Disease heterogeneity in motor neuron disease (MND) may suggest variable sites of disease onset, differences in prognosis and differing response to therapies. The clinical phenotype provides prognostic insight and information regarding the spread of disease. However, candidate biomarkers of disease have shown variable sensitivity and specificity. The present study used multimodal analysis to evaluate patterns of disease across MND phenotypes to assess the complex interplay of upper and lower motor neuronal dysfunction.Methods
Newly diagnosed MND patients prospectively underwent clinical assessment and were classified according to their phenotype. Muscle and nerve ultrasound, neurophysiological studies and threshold tracking TMS (TT–TMS) were performed in all four limbs.
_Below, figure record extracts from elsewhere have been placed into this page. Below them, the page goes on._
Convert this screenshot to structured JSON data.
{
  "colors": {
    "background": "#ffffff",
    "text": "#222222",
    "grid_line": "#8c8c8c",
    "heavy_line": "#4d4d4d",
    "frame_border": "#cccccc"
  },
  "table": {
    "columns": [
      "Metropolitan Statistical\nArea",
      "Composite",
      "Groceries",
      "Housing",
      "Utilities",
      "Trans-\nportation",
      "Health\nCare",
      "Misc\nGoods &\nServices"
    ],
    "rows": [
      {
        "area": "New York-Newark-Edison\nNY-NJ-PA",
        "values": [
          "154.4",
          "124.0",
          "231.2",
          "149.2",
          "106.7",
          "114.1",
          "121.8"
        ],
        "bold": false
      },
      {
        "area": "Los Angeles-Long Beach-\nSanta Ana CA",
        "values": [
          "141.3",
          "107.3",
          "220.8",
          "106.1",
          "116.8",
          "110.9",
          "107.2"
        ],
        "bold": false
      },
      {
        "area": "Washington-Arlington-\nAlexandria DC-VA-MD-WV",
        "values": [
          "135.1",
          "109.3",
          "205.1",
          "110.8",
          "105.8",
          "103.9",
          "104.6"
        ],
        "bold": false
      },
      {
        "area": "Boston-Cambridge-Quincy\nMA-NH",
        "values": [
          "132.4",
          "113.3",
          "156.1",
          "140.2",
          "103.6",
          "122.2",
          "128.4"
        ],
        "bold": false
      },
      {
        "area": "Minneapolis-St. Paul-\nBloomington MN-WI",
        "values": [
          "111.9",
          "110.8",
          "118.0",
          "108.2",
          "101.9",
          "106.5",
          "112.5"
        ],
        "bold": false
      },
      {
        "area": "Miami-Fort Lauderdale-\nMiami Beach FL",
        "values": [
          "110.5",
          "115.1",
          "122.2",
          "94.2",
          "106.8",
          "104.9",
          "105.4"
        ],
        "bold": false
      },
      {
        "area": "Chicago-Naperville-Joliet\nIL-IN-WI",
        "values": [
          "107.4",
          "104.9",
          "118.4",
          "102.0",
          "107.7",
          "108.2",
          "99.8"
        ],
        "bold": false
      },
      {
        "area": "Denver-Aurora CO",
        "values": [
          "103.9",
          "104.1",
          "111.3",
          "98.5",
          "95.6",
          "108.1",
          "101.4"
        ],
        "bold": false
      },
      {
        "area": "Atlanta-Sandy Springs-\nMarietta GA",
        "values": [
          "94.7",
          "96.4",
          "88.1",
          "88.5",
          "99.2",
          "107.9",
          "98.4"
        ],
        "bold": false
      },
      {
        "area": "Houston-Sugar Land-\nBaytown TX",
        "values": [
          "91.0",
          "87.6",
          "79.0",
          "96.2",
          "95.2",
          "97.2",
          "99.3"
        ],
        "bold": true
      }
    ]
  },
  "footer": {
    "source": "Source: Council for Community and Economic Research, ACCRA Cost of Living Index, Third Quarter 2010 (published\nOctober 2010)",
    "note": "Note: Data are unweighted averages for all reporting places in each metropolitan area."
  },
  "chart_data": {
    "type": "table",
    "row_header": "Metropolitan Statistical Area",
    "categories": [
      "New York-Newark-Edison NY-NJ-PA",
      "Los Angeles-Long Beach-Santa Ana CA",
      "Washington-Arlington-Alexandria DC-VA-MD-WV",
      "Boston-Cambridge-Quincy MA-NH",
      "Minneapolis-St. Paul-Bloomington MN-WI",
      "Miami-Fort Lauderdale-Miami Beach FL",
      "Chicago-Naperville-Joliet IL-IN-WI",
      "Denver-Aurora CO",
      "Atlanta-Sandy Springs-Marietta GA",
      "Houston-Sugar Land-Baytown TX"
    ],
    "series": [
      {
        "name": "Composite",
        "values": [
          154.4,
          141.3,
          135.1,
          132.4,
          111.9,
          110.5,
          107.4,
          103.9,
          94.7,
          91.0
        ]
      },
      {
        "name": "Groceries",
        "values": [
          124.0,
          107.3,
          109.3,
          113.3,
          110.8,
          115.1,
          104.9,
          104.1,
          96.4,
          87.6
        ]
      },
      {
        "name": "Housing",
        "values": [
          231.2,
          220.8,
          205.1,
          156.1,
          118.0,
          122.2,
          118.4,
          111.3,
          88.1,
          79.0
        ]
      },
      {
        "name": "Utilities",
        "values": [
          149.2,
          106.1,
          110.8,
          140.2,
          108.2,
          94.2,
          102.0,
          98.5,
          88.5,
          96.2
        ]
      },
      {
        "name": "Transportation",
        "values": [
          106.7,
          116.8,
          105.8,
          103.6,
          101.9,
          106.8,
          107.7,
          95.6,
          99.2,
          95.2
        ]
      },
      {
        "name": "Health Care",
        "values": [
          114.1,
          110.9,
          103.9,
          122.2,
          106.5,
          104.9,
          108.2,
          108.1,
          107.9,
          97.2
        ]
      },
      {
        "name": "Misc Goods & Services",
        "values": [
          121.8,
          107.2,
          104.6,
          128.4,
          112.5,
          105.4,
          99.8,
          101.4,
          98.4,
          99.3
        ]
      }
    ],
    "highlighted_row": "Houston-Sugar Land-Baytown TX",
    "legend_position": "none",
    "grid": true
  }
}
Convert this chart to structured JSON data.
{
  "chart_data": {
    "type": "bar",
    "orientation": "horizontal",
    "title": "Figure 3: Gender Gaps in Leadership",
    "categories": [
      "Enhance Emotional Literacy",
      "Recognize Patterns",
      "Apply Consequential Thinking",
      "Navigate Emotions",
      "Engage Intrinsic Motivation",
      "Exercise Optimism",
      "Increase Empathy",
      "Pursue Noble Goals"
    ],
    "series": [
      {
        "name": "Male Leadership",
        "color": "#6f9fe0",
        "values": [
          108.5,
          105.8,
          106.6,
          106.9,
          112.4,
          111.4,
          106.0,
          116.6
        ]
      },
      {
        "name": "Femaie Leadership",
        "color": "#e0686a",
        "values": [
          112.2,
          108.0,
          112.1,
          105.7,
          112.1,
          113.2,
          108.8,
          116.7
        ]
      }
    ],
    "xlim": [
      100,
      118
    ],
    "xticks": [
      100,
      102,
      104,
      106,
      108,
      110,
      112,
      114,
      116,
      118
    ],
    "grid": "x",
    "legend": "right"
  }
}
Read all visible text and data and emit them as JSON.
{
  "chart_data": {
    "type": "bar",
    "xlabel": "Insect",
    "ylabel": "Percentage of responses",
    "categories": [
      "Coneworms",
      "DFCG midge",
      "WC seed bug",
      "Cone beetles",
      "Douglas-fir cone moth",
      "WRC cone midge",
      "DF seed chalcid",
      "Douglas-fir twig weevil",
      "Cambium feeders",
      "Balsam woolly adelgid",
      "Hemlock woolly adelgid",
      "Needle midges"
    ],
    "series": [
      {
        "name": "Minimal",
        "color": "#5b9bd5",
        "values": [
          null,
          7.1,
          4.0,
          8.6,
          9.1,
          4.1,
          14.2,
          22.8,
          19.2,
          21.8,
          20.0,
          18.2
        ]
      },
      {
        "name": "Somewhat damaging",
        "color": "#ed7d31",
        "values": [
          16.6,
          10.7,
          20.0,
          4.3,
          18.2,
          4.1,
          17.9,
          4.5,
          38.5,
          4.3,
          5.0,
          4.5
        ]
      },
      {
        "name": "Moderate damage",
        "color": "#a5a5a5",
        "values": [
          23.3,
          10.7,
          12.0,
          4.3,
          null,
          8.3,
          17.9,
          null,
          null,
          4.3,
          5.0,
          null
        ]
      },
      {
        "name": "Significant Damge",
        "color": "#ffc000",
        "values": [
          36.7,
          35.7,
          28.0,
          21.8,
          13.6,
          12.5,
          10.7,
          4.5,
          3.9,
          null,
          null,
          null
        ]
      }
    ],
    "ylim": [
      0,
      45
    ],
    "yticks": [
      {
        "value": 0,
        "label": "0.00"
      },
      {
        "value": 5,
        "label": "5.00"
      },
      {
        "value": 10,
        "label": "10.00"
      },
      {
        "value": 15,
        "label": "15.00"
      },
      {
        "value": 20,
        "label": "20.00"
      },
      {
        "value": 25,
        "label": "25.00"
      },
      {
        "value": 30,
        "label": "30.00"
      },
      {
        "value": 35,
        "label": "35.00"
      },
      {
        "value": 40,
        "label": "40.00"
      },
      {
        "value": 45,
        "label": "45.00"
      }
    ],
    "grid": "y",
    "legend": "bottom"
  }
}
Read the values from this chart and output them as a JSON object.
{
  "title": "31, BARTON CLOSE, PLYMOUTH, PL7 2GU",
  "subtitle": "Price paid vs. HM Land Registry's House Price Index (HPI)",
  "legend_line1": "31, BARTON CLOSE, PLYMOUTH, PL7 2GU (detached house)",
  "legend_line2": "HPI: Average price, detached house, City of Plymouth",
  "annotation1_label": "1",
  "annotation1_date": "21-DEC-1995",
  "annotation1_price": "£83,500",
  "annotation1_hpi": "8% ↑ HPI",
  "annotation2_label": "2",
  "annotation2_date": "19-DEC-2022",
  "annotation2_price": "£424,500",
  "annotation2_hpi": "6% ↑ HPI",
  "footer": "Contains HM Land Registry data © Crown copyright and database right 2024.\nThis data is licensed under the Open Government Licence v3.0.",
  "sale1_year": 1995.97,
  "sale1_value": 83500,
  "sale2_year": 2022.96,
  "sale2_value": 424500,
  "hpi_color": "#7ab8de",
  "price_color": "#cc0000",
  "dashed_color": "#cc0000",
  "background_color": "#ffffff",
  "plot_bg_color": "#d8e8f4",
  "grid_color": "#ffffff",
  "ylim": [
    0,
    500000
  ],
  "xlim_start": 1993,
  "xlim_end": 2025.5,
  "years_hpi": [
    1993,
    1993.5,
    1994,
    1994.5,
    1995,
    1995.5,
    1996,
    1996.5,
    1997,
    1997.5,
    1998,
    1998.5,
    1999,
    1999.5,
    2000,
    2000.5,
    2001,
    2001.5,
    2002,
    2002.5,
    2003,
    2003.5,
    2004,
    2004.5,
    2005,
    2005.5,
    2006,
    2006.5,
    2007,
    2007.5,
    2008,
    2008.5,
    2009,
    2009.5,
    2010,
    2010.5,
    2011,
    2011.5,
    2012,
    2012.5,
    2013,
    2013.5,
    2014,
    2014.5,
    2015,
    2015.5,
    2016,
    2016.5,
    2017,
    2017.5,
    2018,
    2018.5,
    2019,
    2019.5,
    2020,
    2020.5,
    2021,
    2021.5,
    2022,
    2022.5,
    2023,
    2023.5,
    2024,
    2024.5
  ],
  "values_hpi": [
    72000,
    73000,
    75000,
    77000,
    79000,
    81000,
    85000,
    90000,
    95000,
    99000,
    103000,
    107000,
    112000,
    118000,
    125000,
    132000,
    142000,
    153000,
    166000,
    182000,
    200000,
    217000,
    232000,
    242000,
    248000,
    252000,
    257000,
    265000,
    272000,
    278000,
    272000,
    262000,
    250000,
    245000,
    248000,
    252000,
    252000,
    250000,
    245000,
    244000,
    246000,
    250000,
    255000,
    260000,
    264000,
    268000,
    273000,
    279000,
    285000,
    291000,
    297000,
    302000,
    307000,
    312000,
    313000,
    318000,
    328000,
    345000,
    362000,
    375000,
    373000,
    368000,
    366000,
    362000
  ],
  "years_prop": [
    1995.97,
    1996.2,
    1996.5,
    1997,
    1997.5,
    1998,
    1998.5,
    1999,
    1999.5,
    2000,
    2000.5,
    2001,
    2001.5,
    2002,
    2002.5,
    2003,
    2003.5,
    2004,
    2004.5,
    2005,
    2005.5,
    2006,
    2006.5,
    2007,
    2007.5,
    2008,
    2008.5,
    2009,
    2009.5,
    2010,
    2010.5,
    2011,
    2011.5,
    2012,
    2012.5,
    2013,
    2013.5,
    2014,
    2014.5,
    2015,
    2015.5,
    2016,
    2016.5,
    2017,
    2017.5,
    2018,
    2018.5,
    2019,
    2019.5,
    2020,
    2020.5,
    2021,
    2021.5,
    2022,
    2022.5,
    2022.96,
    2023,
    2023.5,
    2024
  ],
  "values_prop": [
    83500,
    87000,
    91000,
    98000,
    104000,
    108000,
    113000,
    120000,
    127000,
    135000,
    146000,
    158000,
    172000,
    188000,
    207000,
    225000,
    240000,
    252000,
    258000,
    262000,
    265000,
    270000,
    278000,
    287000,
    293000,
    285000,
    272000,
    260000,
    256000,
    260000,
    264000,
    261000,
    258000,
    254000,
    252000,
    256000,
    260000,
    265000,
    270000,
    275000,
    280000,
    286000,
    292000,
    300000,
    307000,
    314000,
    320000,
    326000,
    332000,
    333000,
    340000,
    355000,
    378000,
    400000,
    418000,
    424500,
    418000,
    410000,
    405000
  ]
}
Cognitive testing and diffusion tensor imaging (DTI, peripheral and central) were additionally performed. The differences in neuronal vulnerability within each phenotype were analysed cross-sectionally and longitudinally.Results
Techniques were first established in controls. Lower limb TT-TMS normal values (n=35) showed no statistically significant difference from upper limb (11.5+1.2 vs 11.3+1.1) and no significant interhemispheric differences (p=0.8). Novel testing of all 4-limbs in patients revealed differences in the pattern and spread of UMN and LMN vulnerability. Peripheral DTI metrics identified early axonal degeneration in the pre-symptomatic upper limb, correlating with clinical and neurophysiological markers of disease progression. Cortical hyperexcitability was associated with the clinically symptomatic limb as well site of onset in all phenotypes. In upper limb onset patients, clinical asymmetry correlated with synchronous asymmetry in LMN and UMN involvement, with significant interhemispheric differences in cortical hyperexcitability (p=0.05).Conclusions
This phenotype specific analysis is allowing different patterns of neuronal vulnerability to emerge, with the potential to use these multimodal techniques to develop robust biomarkers of disease. This work is enabling a greater understanding of the patterns of disease spread, will identify prognostic differences across phenotypes and inevitably, response to new therapies.